138 Springfield Road,
Lack of wisdom and judgment
Sir, – How can any responsible leader advocate an irreversible vote which, if the polls are to be believed, is likely to mean nearly half the population being dragged out of their country against their will? This is not an argument for a raised threshold; 50% plus one it is and 50% plus one it has to be.
However, it should be noted that when Norway split from Sweden, independence had the whole-hearted support of the people, with over 95% voting in favour.
Had independence been supported by just over half, Norway’s recent history could have been very different.
An independence supporter once said, chillingly, that they only have to be lucky once, confirming that such a vote would be irrevocable.
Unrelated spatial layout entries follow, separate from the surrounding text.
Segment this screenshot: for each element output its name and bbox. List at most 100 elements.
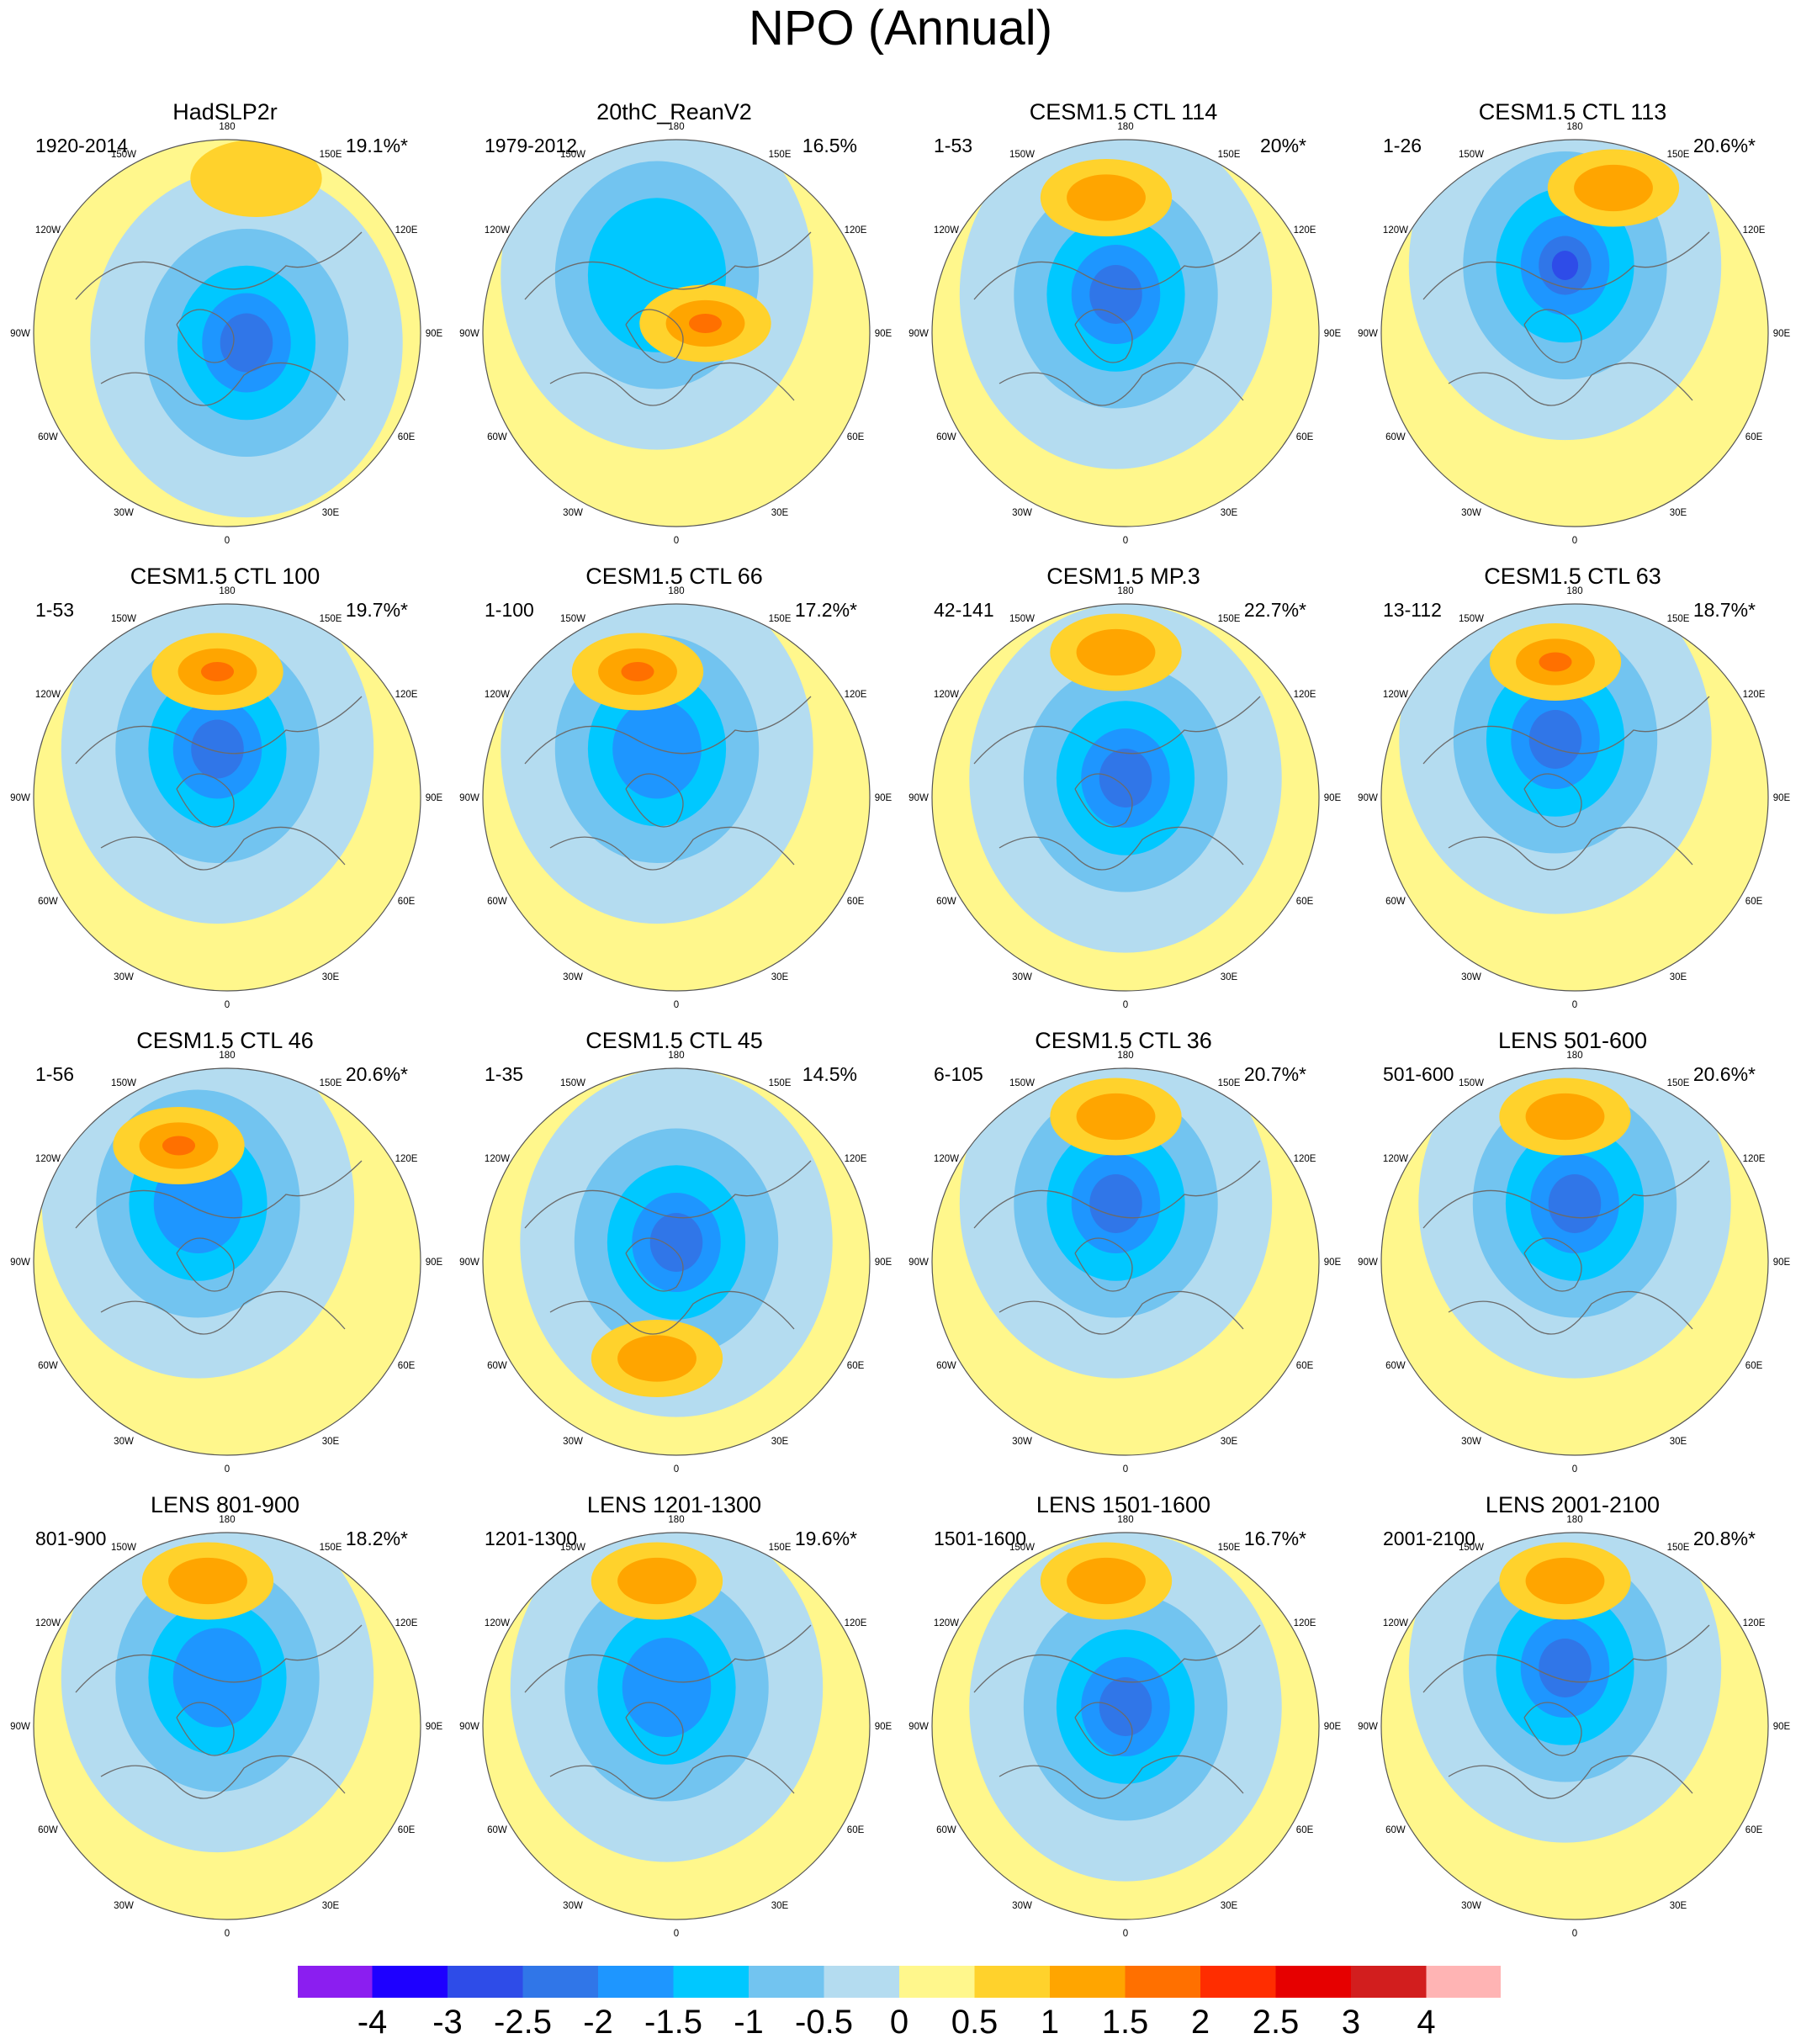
longitude-label: 90E	[426, 793, 443, 803]
positive-anomaly-contour	[1574, 164, 1653, 212]
map-boundary	[482, 1067, 871, 1456]
longitude-label: 180	[1117, 122, 1133, 132]
colorbar-swatch	[1200, 1965, 1276, 1999]
longitude-label: 120W	[934, 1618, 959, 1628]
longitude-label: 150W	[560, 614, 585, 624]
colorbar-tick-label: -4	[357, 2004, 388, 2041]
longitude-label: 30W	[563, 508, 583, 518]
colorbar-swatch	[974, 1965, 1051, 1999]
longitude-label: 0	[674, 1929, 679, 1939]
panel-variance-percent: 20%*	[1260, 135, 1306, 156]
longitude-label: 90E	[426, 1722, 443, 1732]
longitude-label: 60E	[1745, 432, 1763, 442]
longitude-label: 120W	[1383, 1154, 1408, 1164]
panel-variance-percent: 19.7%*	[345, 599, 408, 621]
coastline	[524, 1624, 812, 1799]
negative-anomaly-contour	[622, 1638, 712, 1737]
panel-variance-percent: 19.6%*	[794, 1528, 857, 1549]
longitude-label: 90W	[10, 793, 30, 803]
polar-map: 180 150E 120E 90E 60E 30E 0 30W 60W 90W 120W 150W	[10, 1051, 442, 1475]
longitude-label: 90E	[1324, 1722, 1342, 1732]
panel-years: 13-112	[1383, 599, 1442, 621]
longitude-label: 60W	[487, 1825, 507, 1835]
longitude-label: 30W	[114, 1901, 134, 1911]
longitude-label: 180	[1117, 1051, 1133, 1061]
panel-title: 20thC_ReanV2	[596, 99, 752, 124]
longitude-label: 30W	[563, 1901, 583, 1911]
panel-title: CESM1.5 CTL 46	[136, 1028, 314, 1053]
positive-anomaly-contour	[621, 662, 654, 681]
coastline	[75, 1160, 363, 1335]
panel-title: LENS 501-600	[1497, 1028, 1648, 1053]
longitude-label: 60E	[1296, 1361, 1314, 1371]
panel-years: 6-105	[934, 1063, 983, 1085]
negative-anomaly-contour	[191, 719, 244, 779]
colorbar	[297, 1965, 1502, 1999]
longitude-label: 90E	[1324, 793, 1342, 803]
longitude-label: 180	[1117, 1515, 1133, 1525]
panel-years: 1-26	[1383, 135, 1422, 156]
map-panel: LENS 801-900 801-900 18.2%* 180 150E 120E 90E 6…	[0, 1484, 450, 1948]
panel-variance-percent: 18.2%*	[345, 1528, 408, 1549]
longitude-label: 60W	[1385, 1361, 1406, 1371]
longitude-label: 180	[1566, 586, 1582, 596]
longitude-label: 90W	[908, 1722, 929, 1732]
polar-map: 180 150E 120E 90E 60E 30E 0 30W 60W 90W 120W 150W	[1358, 122, 1790, 546]
longitude-label: 90W	[908, 1258, 929, 1268]
panel-variance-percent: 20.6%*	[345, 1063, 408, 1085]
panel-title: CESM1.5 CTL 100	[130, 564, 320, 589]
polar-map: 180 150E 120E 90E 60E 30E 0 30W 60W 90W 120W 150W	[10, 122, 442, 546]
longitude-label: 180	[668, 122, 684, 132]
longitude-label: 60E	[398, 1825, 416, 1835]
longitude-label: 150E	[320, 150, 342, 160]
longitude-label: 150W	[111, 614, 136, 624]
map-panel: LENS 2001-2100 2001-2100 20.8%* 180 150E 120E…	[1348, 1484, 1798, 1948]
longitude-label: 180	[668, 1051, 684, 1061]
positive-anomaly-contour	[1539, 652, 1572, 672]
longitude-label: 180	[219, 586, 235, 596]
colorbar-frame	[297, 1965, 1502, 1999]
longitude-label: 60E	[1745, 1825, 1763, 1835]
longitude-label: 30W	[1461, 508, 1481, 518]
longitude-label: 0	[674, 1464, 679, 1475]
longitude-label: 150W	[111, 1078, 136, 1088]
colorbar-tick-label: -2.5	[494, 2004, 552, 2041]
longitude-label: 30E	[1221, 972, 1238, 982]
longitude-label: 150W	[1009, 1078, 1035, 1088]
map-boundary	[931, 1067, 1320, 1456]
coastline	[1422, 231, 1710, 406]
colorbar-tick-label: -0.5	[795, 2004, 853, 2041]
colorbar-tick-label: 3	[1341, 2004, 1361, 2041]
longitude-label: 60W	[38, 432, 58, 442]
coastline	[524, 231, 812, 406]
positive-anomaly-contour	[1525, 1557, 1605, 1605]
positive-anomaly-contour	[1525, 1093, 1605, 1141]
longitude-label: 30E	[771, 1901, 789, 1911]
longitude-label: 90E	[875, 793, 893, 803]
positive-anomaly-contour	[200, 662, 235, 681]
panel-years: 1501-1600	[934, 1528, 1026, 1549]
panel-variance-percent: 20.8%*	[1692, 1528, 1756, 1549]
polar-map: 180 150E 120E 90E 60E 30E 0 30W 60W 90W 120W 150W	[459, 1515, 892, 1939]
colorbar-tick-label: -1	[734, 2004, 764, 2041]
colorbar-tick-label: 1.5	[1101, 2004, 1149, 2041]
longitude-label: 90E	[1773, 1722, 1791, 1732]
longitude-label: 180	[1566, 122, 1582, 132]
colorbar-swatch	[1275, 1965, 1352, 1999]
longitude-label: 150W	[111, 150, 136, 160]
panel-years: 1-56	[35, 1063, 75, 1085]
longitude-label: 60E	[847, 897, 865, 907]
longitude-label: 30W	[1461, 1901, 1481, 1911]
longitude-label: 150W	[560, 1078, 585, 1088]
map-boundary	[33, 603, 421, 992]
longitude-label: 120W	[485, 1154, 510, 1164]
longitude-label: 30W	[1461, 972, 1481, 982]
longitude-label: 180	[668, 1515, 684, 1525]
positive-anomaly-contour	[617, 1557, 697, 1605]
longitude-label: 120W	[35, 225, 61, 236]
longitude-label: 30E	[1221, 508, 1238, 518]
longitude-label: 150E	[320, 614, 342, 624]
longitude-label: 0	[225, 536, 230, 546]
map-panel: CESM1.5 CTL 45 1-35 14.5% 180 150E 120E 90E 60E…	[449, 1019, 899, 1484]
polar-map: 180 150E 120E 90E 60E 30E 0 30W 60W 90W 120W 150W	[10, 586, 443, 1010]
But surely no responsible leader could wish a fatally-split country for her legacy?
I expected more wisdom and better judgment from Ms Sturgeon.
Jane Ann Liston.
5 Whitehill Terrace,
Put facts before Scots electorate
Sir, – Our First Minister has now committed to holding a second referendum, some three years after receiving a No vote.
Surely it proves that Nicola Sturgeon, despite many claims to the contrary, truly does not speak for all of Scotland.
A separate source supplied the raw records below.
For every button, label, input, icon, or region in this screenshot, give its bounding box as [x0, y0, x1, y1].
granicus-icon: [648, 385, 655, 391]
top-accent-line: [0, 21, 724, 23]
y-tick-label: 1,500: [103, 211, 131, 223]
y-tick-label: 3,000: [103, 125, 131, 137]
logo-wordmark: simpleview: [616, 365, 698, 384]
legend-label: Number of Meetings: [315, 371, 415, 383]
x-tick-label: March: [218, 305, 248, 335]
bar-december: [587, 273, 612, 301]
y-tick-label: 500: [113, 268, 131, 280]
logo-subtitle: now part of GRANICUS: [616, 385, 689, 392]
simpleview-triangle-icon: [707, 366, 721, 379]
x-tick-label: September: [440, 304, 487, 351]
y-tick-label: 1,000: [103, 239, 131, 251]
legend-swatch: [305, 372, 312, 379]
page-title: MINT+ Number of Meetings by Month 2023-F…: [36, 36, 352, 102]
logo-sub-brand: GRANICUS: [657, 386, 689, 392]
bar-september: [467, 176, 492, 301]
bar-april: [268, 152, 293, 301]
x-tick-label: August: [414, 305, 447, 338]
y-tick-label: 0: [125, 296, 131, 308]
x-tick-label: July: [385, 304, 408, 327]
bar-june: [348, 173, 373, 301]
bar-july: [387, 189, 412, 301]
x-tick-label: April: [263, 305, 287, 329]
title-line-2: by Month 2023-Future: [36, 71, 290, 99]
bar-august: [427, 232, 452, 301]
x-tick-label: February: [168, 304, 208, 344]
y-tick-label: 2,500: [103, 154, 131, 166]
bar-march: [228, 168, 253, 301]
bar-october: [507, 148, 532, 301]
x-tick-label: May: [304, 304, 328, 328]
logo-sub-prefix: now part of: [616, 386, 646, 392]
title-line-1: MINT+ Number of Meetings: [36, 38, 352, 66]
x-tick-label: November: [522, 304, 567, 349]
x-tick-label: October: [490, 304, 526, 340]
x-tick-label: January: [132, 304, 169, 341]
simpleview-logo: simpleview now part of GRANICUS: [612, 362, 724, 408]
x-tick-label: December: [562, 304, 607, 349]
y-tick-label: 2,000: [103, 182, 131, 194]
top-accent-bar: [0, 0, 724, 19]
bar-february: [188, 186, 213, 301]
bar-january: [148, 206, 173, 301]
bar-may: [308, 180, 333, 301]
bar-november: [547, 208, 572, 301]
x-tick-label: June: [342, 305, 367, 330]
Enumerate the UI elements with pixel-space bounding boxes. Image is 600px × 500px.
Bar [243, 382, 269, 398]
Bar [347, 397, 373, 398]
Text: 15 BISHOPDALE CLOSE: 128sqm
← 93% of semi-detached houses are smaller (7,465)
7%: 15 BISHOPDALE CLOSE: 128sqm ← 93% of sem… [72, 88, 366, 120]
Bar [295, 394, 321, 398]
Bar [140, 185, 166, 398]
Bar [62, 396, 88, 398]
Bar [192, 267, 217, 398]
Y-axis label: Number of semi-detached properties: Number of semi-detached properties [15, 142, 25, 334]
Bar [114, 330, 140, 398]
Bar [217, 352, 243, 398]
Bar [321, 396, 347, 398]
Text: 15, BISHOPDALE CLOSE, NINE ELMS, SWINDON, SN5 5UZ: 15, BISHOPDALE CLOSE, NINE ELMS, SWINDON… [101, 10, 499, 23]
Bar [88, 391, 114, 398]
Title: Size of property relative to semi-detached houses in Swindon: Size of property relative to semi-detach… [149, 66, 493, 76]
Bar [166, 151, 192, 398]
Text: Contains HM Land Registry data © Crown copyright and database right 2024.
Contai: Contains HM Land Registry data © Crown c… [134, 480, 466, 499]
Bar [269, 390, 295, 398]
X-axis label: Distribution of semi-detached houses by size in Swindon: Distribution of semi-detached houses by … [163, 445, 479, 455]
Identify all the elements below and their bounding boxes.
Let us hope, if the referendum goes ahead, that the SNP will have the honesty, unlike last time, to provide all facts to the Scottish electorate, both good and bad in order to achieve the “informed opinion” of which she now so glibly speaks.
Can we also expect that, when the SNP loses this re-run, that Nicola Sturgeon will have the good grace to resign her position, go away, and leave us in peace?
An assault on democracy
Sir, – You know what was really depressing about First Minister Nicola Sturgeon’s Bute House announcement on Monday?
The nationalist leader’s enthusiasm for referendums means Scotland will be perpetually infighting until there is no longer a Holyrood majority in favour of separatism or the vote tips over 50% in the SNP’s favour.
Of course, pro-United Kingdom supporters have to win every time. The separatists need only win once.
Ms Sturgeon has nothing to lose, except any moral high ground by not respecting our democratic wishes following the referendum, of September 2014.
It is clear her intention is to go on and on manufacturing grievances and identifying referendum triggers until her anti-UK rhetoric grinds us down.
It is imperative the UK Government protects us from this opportunistic onslaught against democracy by the SNP.